Investor's Business Daily is reporting that the ethanol bill has died. Again.
Efforts to revive languishing energy legislation ran into procedural roadblocks in the Senate Thursday.In an odd twist earlier this week, Senate Minority Leader Tom Daschle, D-S.D., sought to add an amendment to an unrelated Internet tax moratorium bill that would enact popular ethanol provisions of the energy bill that stalled out in the Senate last fall.
Senate Energy Committee Chairman Pete Domenici, R-N.M., sought to do Daschle one better, offering an amendment to Daschle's measure that would enact the entire, slimmed-down energy package that Domenici has sought to move to the floor since earlier this year.
In back-to-back procedural votes, however, both measures failed to garner the 60-vote supermajorities needed to end debate, or "invoke cloture", in Senate parlance, and force votes on the actual amendments.
The motion to invoke cloture on the Daschle amendment failed 41-58, while the Domenici measure failed 55-43.
A GOP-brokered House-Senate compromise on an energy bill cleared the House last year but was unable to reach cloture in the Senate last fall.
Note that last sentence. It is extremely important. Daschle had one shot last November to pass an ethanol bill. As noted in Congress Daily at the time, he didn't even try.

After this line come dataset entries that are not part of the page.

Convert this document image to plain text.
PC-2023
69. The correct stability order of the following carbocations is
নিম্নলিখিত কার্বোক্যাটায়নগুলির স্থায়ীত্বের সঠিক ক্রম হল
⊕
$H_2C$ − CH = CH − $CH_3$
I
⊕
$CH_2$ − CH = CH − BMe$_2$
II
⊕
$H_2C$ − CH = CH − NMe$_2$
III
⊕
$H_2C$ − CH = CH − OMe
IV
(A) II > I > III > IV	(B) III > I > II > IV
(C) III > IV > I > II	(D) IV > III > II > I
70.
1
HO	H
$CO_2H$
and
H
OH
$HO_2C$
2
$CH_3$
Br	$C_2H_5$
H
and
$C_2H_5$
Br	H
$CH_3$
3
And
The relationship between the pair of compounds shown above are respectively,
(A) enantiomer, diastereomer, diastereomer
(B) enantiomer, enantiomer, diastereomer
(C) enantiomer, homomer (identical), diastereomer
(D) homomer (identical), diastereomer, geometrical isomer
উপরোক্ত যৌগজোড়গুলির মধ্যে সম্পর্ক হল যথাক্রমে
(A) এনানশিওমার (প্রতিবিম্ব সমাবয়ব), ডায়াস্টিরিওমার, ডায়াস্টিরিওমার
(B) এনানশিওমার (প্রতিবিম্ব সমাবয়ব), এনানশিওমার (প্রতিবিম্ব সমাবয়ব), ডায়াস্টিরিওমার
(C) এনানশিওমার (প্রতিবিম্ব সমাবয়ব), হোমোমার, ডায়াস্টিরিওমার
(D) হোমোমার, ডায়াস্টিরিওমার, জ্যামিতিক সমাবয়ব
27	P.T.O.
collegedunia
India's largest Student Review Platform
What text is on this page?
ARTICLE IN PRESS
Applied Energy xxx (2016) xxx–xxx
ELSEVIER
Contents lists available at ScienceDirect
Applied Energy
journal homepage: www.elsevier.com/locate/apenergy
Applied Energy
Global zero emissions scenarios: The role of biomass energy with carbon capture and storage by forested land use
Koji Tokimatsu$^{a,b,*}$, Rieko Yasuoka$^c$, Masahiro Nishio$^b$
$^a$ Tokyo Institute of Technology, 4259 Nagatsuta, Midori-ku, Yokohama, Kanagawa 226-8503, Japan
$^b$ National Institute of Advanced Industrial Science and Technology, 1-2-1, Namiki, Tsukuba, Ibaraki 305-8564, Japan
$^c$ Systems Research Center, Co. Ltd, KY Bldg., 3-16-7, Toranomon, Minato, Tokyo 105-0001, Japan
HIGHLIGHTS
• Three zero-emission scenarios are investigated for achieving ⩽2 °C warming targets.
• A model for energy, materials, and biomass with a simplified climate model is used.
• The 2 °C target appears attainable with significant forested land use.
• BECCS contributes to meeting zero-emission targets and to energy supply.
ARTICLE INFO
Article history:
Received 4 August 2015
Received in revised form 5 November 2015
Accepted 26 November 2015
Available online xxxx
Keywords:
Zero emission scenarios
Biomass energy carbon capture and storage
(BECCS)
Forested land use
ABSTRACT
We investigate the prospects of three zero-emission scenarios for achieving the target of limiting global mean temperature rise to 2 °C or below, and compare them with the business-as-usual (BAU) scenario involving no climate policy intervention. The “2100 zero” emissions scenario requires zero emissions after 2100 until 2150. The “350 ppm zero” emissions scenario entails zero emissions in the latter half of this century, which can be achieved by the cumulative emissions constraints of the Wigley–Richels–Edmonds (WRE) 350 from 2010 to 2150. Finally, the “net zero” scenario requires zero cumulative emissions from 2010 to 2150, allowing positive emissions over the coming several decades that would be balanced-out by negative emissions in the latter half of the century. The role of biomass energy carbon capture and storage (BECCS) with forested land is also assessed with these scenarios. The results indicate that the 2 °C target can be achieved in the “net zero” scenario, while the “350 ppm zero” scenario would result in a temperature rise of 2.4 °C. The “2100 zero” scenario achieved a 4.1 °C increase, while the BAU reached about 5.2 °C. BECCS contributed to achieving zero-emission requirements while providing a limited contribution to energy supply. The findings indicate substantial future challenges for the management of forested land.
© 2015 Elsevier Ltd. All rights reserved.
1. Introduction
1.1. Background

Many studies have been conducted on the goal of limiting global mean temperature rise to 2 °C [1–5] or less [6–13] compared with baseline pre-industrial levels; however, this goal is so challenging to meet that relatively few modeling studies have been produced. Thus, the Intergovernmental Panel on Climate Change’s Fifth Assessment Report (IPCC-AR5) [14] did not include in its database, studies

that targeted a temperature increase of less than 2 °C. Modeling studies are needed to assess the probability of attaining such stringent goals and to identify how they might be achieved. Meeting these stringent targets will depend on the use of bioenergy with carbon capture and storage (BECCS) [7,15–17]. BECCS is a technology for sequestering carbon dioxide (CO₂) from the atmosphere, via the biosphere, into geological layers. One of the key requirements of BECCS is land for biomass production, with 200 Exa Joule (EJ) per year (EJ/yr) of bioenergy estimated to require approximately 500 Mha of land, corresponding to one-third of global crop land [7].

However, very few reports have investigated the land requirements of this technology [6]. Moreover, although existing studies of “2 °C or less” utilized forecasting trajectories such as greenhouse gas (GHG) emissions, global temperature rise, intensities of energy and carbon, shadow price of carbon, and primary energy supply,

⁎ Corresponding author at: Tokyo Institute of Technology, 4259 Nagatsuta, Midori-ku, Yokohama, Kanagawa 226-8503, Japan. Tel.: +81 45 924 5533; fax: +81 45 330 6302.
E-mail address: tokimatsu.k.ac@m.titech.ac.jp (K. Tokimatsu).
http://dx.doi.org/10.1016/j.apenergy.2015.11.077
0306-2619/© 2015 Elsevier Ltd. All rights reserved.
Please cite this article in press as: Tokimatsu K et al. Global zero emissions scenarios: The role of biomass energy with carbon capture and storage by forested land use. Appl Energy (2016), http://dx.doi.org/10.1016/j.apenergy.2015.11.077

He went out and signed copies of his book instead--as Senator Grassley said at the time, the November vote was the last train to leave. Daschle betrayed his constituents by not lifting a finger to get the ethanol bill passed last fall, before the election-year warfare became too intense. Partisanship and obstructionism was more important to him. The failure of the ethanol bill, the most important piece of legislation for South Dakota in years, rests squarely on his shoulders. As the son of a South Dakota corn farmer and the grandson of two South Dakota corn farmers, I'm embarassed for Daschle.